Kind of, though that description makes the movie sound both more fun and more provocative than it actually is. The film's politics, in any case, are more implicit than overt, so that the filmmakers can plausibly deny any particular topical agenda. Which is fair enough: the fight of ragged warriors against sniveling and sadistic tyrants appeals across tastes and ideologies. In our own minds, at least at the movies, we are all embattled underdogs standing up for our rights against a bunch of overprivileged jerks who won't leave us alone.

Scott, always quick to sniff out political themes in unlikely places (he found references to imperialism and the Vietnam War in the science-fiction thriller "Aliens") continues his odd defense of all things French:

The anti-French animus of "Robin Hood" is amusingly over the top -- the French monarch is first glimpsed slurping oysters -- but also perhaps a little anachronistic, belonging less to 1200 than to 2003, the height of the Freedom Fries era. But somebody has to be the villain, and "Robin Hood" has a pretty good one in Godfrey (Mark Strong), a two-faced courtier whose diabolical scheme is to foment civil war between John and the northern nobles so that the French can conquer England all over again, just as they did in 1066.

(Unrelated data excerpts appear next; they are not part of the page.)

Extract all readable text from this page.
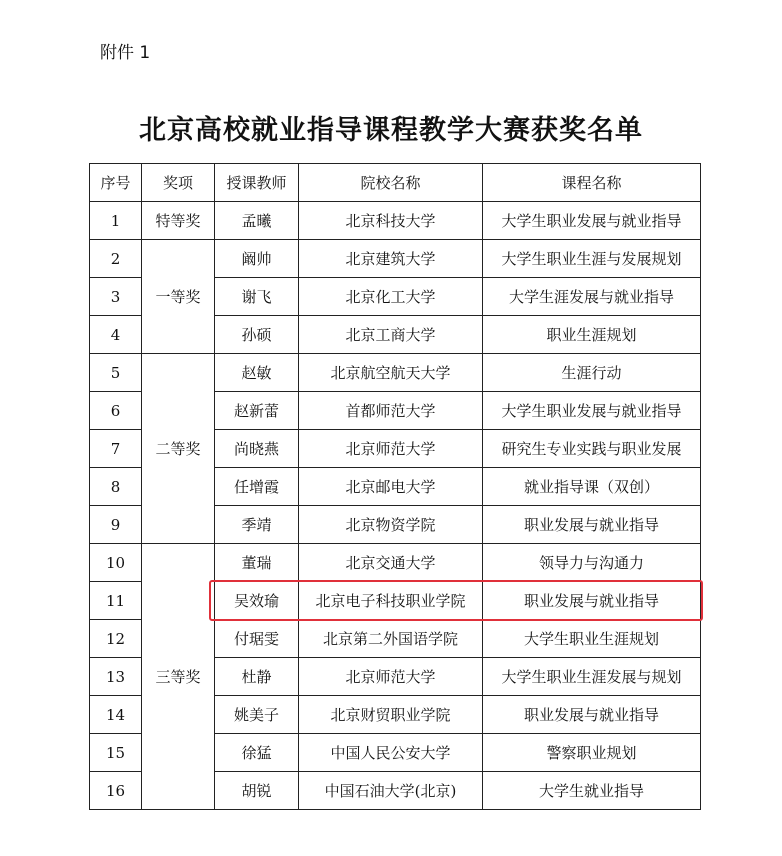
附件 1
北京高校就业指导课程教学大赛获奖名单
序号	奖项	授课教师	院校名称	课程名称
1	特等奖	孟曦	北京科技大学	大学生职业发展与就业指导
2	一等奖	阚帅	北京建筑大学	大学生职业生涯与发展规划
3		谢飞	北京化工大学	大学生涯发展与就业指导
4		孙硕	北京工商大学	职业生涯规划
5	二等奖	赵敏	北京航空航天大学	生涯行动
6		赵新蕾	首都师范大学	大学生职业发展与就业指导
7		尚晓燕	北京师范大学	研究生专业实践与职业发展
8		任增霞	北京邮电大学	就业指导课（双创）
9		季靖	北京物资学院	职业发展与就业指导
10	三等奖	董瑞	北京交通大学	领导力与沟通力
11		吴效瑜	北京电子科技职业学院	职业发展与就业指导
12		付琚雯	北京第二外国语学院	大学生职业生涯规划
13		杜静	北京师范大学	大学生职业生涯发展与规划
14		姚美子	北京财贸职业学院	职业发展与就业指导
15		徐猛	中国人民公安大学	警察职业规划
16		胡锐	中国石油大学(北京)	大学生就业指导
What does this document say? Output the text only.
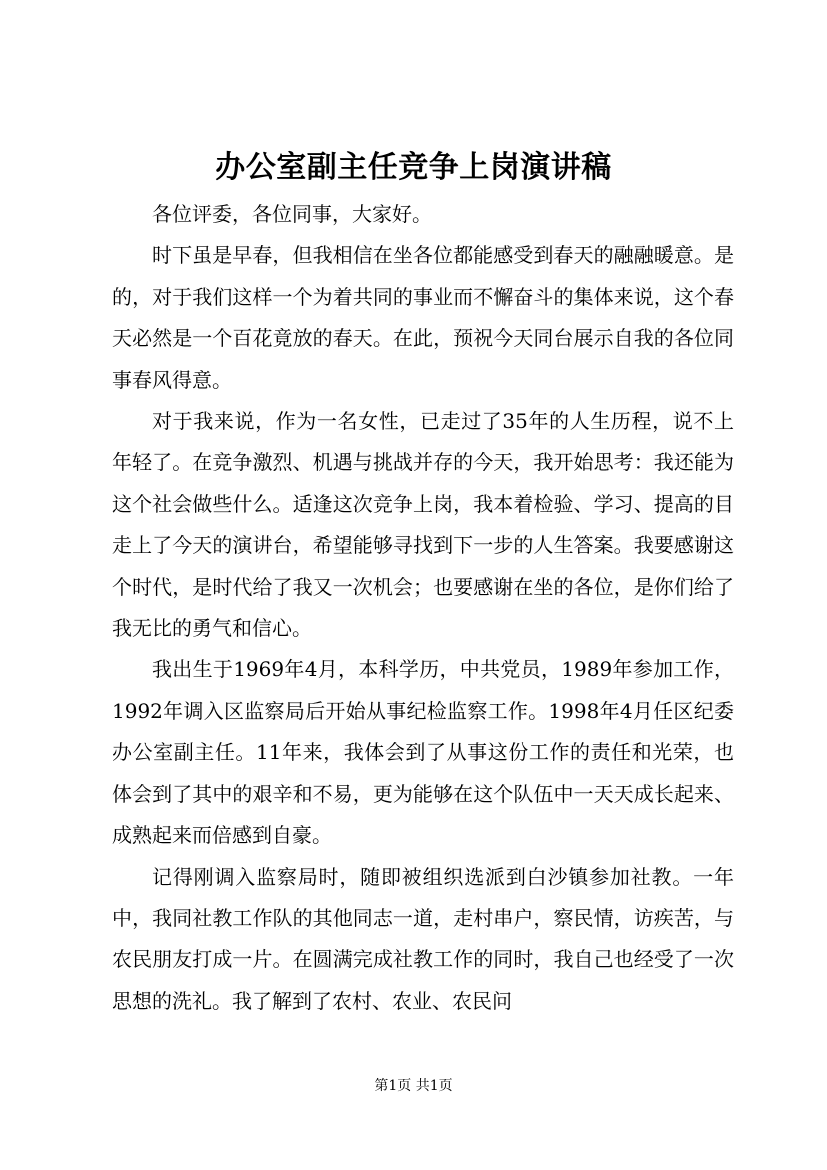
办公室副主任竞争上岗演讲稿

各位评委，各位同事，大家好。

时下虽是早春，但我相信在坐各位都能感受到春天的融融暖意。是的，对于我们这样一个为着共同的事业而不懈奋斗的集体来说，这个春天必然是一个百花竟放的春天。在此，预祝今天同台展示自我的各位同事春风得意。

对于我来说，作为一名女性，已走过了35年的人生历程，说不上年轻了。在竞争激烈、机遇与挑战并存的今天，我开始思考：我还能为这个社会做些什么。适逢这次竞争上岗，我本着检验、学习、提高的目走上了今天的演讲台，希望能够寻找到下一步的人生答案。我要感谢这个时代，是时代给了我又一次机会；也要感谢在坐的各位，是你们给了我无比的勇气和信心。

我出生于1969年4月，本科学历，中共党员，1989年参加工作，1992年调入区监察局后开始从事纪检监察工作。1998年4月任区纪委办公室副主任。11年来，我体会到了从事这份工作的责任和光荣，也体会到了其中的艰辛和不易，更为能够在这个队伍中一天天成长起来、成熟起来而倍感到自豪。

记得刚调入监察局时，随即被组织选派到白沙镇参加社教。一年中，我同社教工作队的其他同志一道，走村串户，察民情，访疾苦，与农民朋友打成一片。在圆满完成社教工作的同时，我自己也经受了一次思想的洗礼。我了解到了农村、农业、农民问

第1页 共1页
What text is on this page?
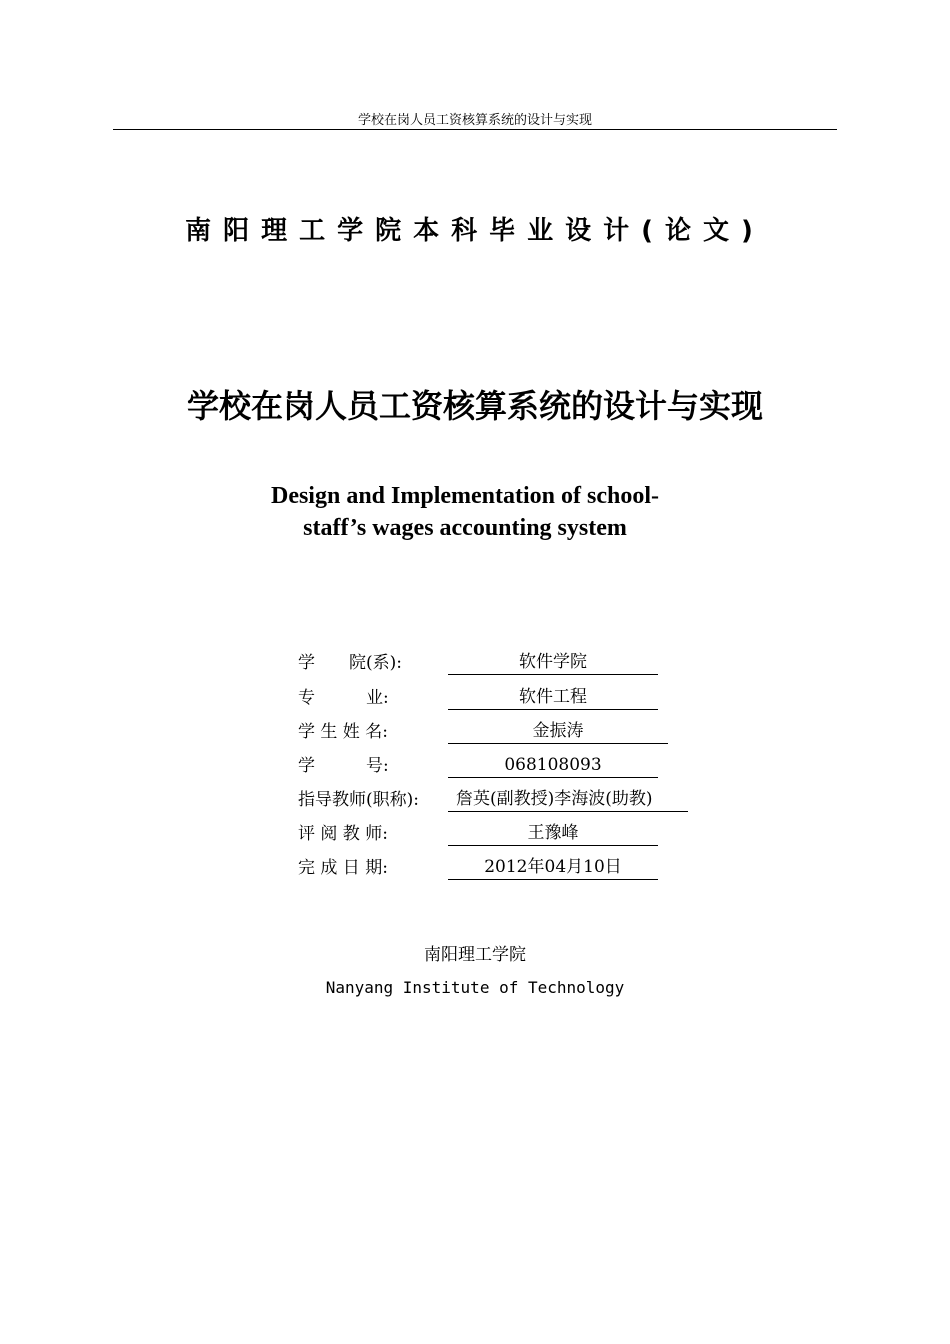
学校在岗人员工资核算系统的设计与实现
南阳理工学院本科毕业设计(论文)
学校在岗人员工资核算系统的设计与实现
Design and Implementation of school-
staff’s wages accounting system
学　　院(系):	软件学院
专　　　业:	软件工程
学 生 姓 名:	金振涛
学　　　号:	068108093
指导教师(职称):	詹英(副教授)李海波(助教)
评 阅 教 师:	王豫峰
完 成 日 期:	2012年04月10日
南阳理工学院
Nanyang Institute of Technology
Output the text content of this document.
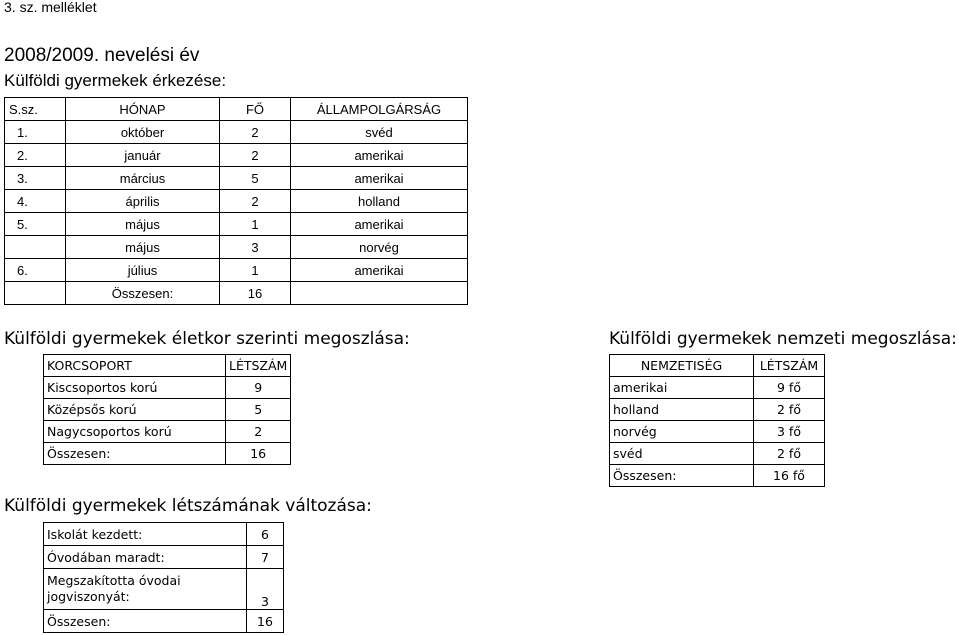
3. sz. melléklet
2008/2009. nevelési év
Külföldi gyermekek érkezése:
S.sz.	HÓNAP	FŐ	ÁLLAMPOLGÁRSÁG
1.	október	2	svéd
2.	január	2	amerikai
3.	március	5	amerikai
4.	április	2	holland
5.	május	1	amerikai
	május	3	norvég
6.	július	1	amerikai
	Összesen:	16	
Külföldi gyermekek életkor szerinti megoszlása:
KORCSOPORT	LÉTSZÁM
Kiscsoportos korú	9
Középsős korú	5
Nagycsoportos korú	2
Összesen:	16
Külföldi gyermekek nemzeti megoszlása:
NEMZETISÉG	LÉTSZÁM
amerikai	9 fő
holland	2 fő
norvég	3 fő
svéd	2 fő
Összesen:	16 fő
Külföldi gyermekek létszámának változása:
Iskolát kezdett:	6
Óvodában maradt:	7
Megszakította óvodai jogviszonyát:	3
Összesen:	16
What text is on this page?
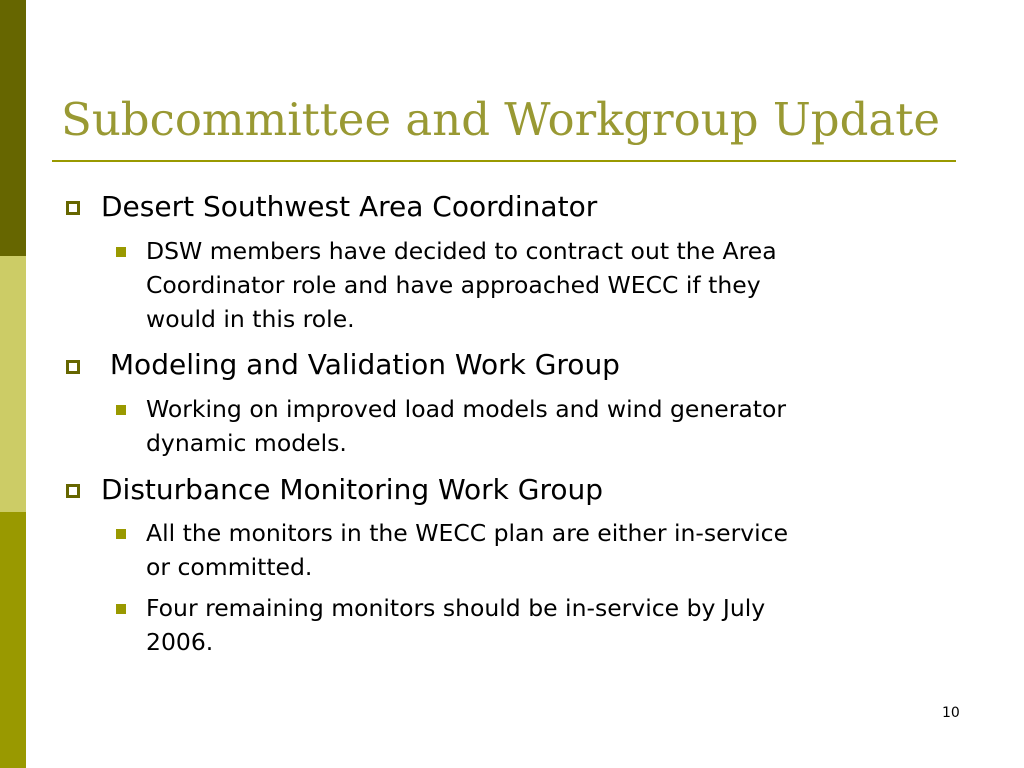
Subcommittee and Workgroup Update
Desert Southwest Area Coordinator
DSW members have decided to contract out the Area
Coordinator role and have approached WECC if they
would in this role.
Modeling and Validation Work Group
Working on improved load models and wind generator
dynamic models.
Disturbance Monitoring Work Group
All the monitors in the WECC plan are either in-service
or committed.
Four remaining monitors should be in-service by July
2006.
10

Scott labors under the impression that the thousand-year animus between Britain and France was invented in 2003 by Bush to enable the British-U.S. alliance for the Iraq War. From his July 18, 2003 review of Rowan Atkinson's comedy "Johnny English." (The Iraq War launched in March 2003.)

Inevitably, someone will raise the issue of geopolitical relevance. (Don't you hate that?) Here is a movie set in England and opening all over America on the Friday after Bastille Day, in which the villains are French. A stirring tribute to Anglophone solidarity in the face of Gallic treachery, or yet another arrogant slander against La Belle France?